Délı̨nę, Northwest Territories Canada

Discover Délı̨nę, Northwest Territories: A Historical and Cultural Gem

Nestled in the Sahtu Region of the Northwest Territories, Canada, the Charter Community of Délı̨nę is a place of rich history and natural beauty. Located on the western shore of Great Bear Lake, 544 km northwest of Yellowknife, Délı̨nę, meaning "where the waters flow," is a reference to the headwaters of the Great Bear River, Sahtúdé. It is the only settlement on the shores of Great Bear Lake, with Fort Confidence last used in the 1800s and Port Radium closed in 1982.

The Historical Journey of Délı̨nę, Northwest Territories

The history of Délı̨nę dates back to 1799 when the North West Company established a trading post in the area. However, it was in 1825 that Peter Warren Dease of the Hudson's Bay Company erected an outpost here as the staging area and winter quarters for Sir John Franklin's second Arctic expedition. This outpost, known as Fort Franklin, is where Sir John Franklin's diary records his men playing ice sports similar to modern-day hockey, making Délı̨nę one of the birthplaces of ice hockey.

The Hudson's Bay Company returned between 1863 and 1869, establishing a post called Fort Norman a short distance west, and across the lake narrows, from John Franklin's original post. Later, Fort Franklin was established as a modern-era trading post of the Hudson's Bay Company, constructed at one of the most productive Dene fisheries in the Mackenzie River drainage basin.

The area gained prominence when pitchblende was discovered at the Eldorado Mine, some 250 km away, on the eastern shore, at Port Radium. During World War II, the Canadian Government took over the mine to produce uranium for the then-secret American nuclear bomb project. Unfortunately, the risks associated with radioactive materials were not well communicated, leading to many Dene men being exposed to dangerous amounts of radiation, which Délı̨nę residents believe led to the development of cancer and premature deaths.

On 1 June 1993, the name of Fort Franklin was changed to Délı̨nę, which means "where the waters flow", a reference to the headwaters of the Great Bear River, Sahtúdé.

Archaeological Treasures of Délı̨nę, Northwest Territories

John Franklin's 1825-1827 outpost was excavated by the Prince of Wales Northern Heritage Centre in 1987. The excavation uncovered beads, rings, and buttons, indicating the extent of trade between the Dene and Europeans. The site is protected by the Northwest Territories Archaeological Sites Regulations and was designated a National Historic Site of Canada in 1996.

Land Claims and Self-Government in Délı̨nę, Northwest Territories

Délı̨nę is represented by the Délı̨nę First Nation and belongs to the Sahtu Dene Council. Through the council, they completed negotiations with the Government of Canada for a comprehensive land claim settlement in 1993. Following this, Délı̨nę negotiated a self-government agreement with the Government of the Northwest Territories and the Government of Canada.
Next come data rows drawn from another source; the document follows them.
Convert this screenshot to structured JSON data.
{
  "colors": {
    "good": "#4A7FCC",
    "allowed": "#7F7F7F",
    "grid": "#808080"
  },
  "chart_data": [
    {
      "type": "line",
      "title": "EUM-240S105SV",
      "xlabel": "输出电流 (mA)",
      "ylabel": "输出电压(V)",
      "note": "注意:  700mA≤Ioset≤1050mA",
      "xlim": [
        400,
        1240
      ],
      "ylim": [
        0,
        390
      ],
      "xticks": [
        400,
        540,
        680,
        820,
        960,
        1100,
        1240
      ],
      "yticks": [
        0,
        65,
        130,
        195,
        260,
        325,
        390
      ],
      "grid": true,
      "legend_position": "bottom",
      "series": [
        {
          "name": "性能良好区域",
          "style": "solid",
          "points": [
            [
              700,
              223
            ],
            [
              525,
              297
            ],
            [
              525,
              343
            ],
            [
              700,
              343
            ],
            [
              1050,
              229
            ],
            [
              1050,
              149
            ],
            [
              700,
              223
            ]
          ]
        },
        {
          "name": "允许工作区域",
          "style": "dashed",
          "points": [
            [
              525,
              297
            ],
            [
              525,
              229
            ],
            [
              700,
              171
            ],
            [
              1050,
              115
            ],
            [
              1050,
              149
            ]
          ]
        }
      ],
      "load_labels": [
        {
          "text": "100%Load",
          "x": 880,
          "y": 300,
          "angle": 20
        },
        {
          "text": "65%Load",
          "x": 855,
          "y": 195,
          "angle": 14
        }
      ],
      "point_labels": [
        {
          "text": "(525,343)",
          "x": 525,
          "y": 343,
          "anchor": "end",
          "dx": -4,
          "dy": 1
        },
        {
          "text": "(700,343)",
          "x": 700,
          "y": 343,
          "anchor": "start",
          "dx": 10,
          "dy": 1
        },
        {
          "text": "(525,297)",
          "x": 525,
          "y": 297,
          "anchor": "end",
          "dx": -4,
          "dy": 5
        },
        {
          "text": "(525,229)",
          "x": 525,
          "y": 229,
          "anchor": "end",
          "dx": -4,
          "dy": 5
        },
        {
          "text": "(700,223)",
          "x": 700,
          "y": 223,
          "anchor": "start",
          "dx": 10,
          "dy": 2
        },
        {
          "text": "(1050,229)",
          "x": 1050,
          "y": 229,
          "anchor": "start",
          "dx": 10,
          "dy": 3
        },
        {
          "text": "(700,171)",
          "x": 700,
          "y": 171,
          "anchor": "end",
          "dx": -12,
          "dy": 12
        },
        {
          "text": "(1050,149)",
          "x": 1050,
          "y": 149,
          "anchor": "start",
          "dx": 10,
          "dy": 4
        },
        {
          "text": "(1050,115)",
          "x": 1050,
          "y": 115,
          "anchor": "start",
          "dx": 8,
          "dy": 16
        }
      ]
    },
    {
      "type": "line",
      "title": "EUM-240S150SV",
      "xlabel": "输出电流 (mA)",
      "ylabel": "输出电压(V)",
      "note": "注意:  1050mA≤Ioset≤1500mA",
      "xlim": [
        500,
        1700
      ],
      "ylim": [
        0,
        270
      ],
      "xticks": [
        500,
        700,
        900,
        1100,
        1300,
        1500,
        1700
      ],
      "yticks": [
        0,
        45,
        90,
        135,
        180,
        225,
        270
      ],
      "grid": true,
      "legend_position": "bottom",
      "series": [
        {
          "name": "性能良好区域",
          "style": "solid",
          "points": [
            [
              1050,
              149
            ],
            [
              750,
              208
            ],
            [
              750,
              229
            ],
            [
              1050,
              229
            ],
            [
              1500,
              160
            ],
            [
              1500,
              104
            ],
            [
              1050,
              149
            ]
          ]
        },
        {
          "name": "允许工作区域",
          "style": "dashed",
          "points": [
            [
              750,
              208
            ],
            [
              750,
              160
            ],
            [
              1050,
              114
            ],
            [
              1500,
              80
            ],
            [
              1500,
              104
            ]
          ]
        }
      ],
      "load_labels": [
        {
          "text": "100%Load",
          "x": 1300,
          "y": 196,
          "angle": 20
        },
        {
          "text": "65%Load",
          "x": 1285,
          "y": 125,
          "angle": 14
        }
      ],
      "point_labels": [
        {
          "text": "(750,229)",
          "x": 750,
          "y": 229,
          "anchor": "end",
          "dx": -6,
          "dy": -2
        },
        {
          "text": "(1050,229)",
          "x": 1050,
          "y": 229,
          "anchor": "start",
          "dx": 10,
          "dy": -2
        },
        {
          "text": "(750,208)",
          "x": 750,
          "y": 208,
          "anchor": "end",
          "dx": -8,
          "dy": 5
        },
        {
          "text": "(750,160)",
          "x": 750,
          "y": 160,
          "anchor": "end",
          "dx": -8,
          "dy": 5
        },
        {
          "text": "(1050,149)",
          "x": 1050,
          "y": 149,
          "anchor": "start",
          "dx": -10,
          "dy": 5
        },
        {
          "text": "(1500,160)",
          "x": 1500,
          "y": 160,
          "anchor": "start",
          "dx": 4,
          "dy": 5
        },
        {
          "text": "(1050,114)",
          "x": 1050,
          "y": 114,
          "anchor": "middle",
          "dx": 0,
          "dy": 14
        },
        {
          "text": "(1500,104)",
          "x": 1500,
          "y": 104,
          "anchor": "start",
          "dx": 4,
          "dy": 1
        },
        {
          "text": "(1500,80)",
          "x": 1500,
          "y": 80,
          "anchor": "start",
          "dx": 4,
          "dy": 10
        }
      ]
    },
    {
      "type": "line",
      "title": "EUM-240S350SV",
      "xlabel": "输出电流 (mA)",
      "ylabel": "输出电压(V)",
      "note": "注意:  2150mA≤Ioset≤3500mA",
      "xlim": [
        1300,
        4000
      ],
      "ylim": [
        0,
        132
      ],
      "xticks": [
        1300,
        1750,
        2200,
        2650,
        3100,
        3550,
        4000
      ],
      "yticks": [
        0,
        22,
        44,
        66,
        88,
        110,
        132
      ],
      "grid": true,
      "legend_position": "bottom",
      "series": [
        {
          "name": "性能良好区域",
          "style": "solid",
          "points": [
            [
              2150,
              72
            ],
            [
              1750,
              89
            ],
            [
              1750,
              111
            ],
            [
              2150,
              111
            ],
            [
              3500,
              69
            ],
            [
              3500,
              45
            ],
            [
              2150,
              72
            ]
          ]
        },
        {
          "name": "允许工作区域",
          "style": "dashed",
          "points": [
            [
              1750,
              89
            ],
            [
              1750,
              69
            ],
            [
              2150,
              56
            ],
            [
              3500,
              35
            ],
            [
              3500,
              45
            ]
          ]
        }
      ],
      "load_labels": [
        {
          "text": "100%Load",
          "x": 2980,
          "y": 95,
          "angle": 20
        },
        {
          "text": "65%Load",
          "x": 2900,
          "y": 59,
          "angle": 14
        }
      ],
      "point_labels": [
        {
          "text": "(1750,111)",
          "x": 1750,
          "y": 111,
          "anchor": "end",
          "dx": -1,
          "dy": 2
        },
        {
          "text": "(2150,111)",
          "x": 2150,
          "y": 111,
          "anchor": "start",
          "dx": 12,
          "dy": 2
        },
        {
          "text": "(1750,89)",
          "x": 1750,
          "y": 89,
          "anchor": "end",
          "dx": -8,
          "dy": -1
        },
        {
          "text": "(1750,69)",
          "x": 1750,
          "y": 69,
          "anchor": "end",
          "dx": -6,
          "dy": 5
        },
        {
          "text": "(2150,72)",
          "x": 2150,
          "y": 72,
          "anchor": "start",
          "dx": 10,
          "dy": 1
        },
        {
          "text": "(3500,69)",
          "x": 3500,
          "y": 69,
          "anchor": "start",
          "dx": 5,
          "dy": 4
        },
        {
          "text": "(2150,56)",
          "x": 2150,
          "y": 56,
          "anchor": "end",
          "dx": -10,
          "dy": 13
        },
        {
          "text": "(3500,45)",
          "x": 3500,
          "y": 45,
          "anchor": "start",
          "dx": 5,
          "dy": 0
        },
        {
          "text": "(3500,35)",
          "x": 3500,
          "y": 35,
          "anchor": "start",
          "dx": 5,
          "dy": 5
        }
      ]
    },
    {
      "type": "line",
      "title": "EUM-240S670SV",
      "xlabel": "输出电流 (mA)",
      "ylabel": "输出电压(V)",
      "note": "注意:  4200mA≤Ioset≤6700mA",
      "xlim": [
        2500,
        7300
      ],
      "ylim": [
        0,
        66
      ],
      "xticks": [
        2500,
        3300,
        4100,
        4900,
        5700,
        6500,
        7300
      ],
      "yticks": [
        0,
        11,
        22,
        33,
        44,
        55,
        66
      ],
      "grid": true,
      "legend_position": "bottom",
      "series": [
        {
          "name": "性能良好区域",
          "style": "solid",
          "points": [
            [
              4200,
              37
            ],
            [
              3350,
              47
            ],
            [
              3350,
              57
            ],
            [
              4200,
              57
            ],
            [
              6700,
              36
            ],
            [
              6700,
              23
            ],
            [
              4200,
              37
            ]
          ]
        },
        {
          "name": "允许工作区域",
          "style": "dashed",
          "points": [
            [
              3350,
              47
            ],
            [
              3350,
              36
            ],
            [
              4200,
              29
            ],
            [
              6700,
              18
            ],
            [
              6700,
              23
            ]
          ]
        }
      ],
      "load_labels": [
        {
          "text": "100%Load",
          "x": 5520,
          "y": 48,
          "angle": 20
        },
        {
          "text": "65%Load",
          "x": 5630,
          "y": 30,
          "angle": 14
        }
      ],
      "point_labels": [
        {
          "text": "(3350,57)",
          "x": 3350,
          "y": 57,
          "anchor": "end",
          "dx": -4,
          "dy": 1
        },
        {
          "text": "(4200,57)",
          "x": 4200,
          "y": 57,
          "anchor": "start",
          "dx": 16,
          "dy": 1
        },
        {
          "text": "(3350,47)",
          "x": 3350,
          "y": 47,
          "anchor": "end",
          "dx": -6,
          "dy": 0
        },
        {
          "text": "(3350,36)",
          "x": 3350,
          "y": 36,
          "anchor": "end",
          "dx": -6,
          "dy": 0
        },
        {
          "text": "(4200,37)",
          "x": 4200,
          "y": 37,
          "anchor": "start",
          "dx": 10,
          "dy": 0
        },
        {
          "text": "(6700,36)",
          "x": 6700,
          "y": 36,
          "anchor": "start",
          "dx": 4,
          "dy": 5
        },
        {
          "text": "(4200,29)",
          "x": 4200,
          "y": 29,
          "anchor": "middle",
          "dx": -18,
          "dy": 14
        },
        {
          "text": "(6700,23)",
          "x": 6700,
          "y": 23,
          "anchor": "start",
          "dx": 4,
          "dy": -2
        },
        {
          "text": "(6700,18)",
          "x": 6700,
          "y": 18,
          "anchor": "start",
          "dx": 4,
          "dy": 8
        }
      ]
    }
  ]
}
The Final Self-Government Agreement was ratified by a majority vote of Délı̨nę's membership in March 2014 and enacted by the Parliament of Canada in June 2015 through Bill C-63. On September 1, 2016, the Délı̨nę Got'ı̨nę Government entered existence, legally assuming all of the responsibilities formerly held by the Délı̨nę First Nation, the Délı̨nę Land Corporation, and the Charter Community of Délı̨nę.

Demographics of Délı̨nę, Northwest Territories

In the 2021 Census of Population conducted by Statistics Canada, Délı̨nę had a population of 573 living in 190 of its 226 total private dwellings, a change of 7.5% from its 2016 population of 533. With a land area of 79.39 km2, it had a population density of 7.2/km2 in 2021. In the 2016 Census, there were 495 Indigenous people made up of 485 First Nations, Sahtu Dene people speaking North Slavey and 10 Métis people.

Climate of Délı̨nę, Northwest Territories

Délı̨nę has a subarctic climate, with mild summers and severely cold winters. Precipitation is very low, but is somewhat higher in the summer than at other times of the year. Despite the harsh climate, the community's rich history and cultural heritage make it a fascinating destination for those interested in the history of Canada's Northwest Territories.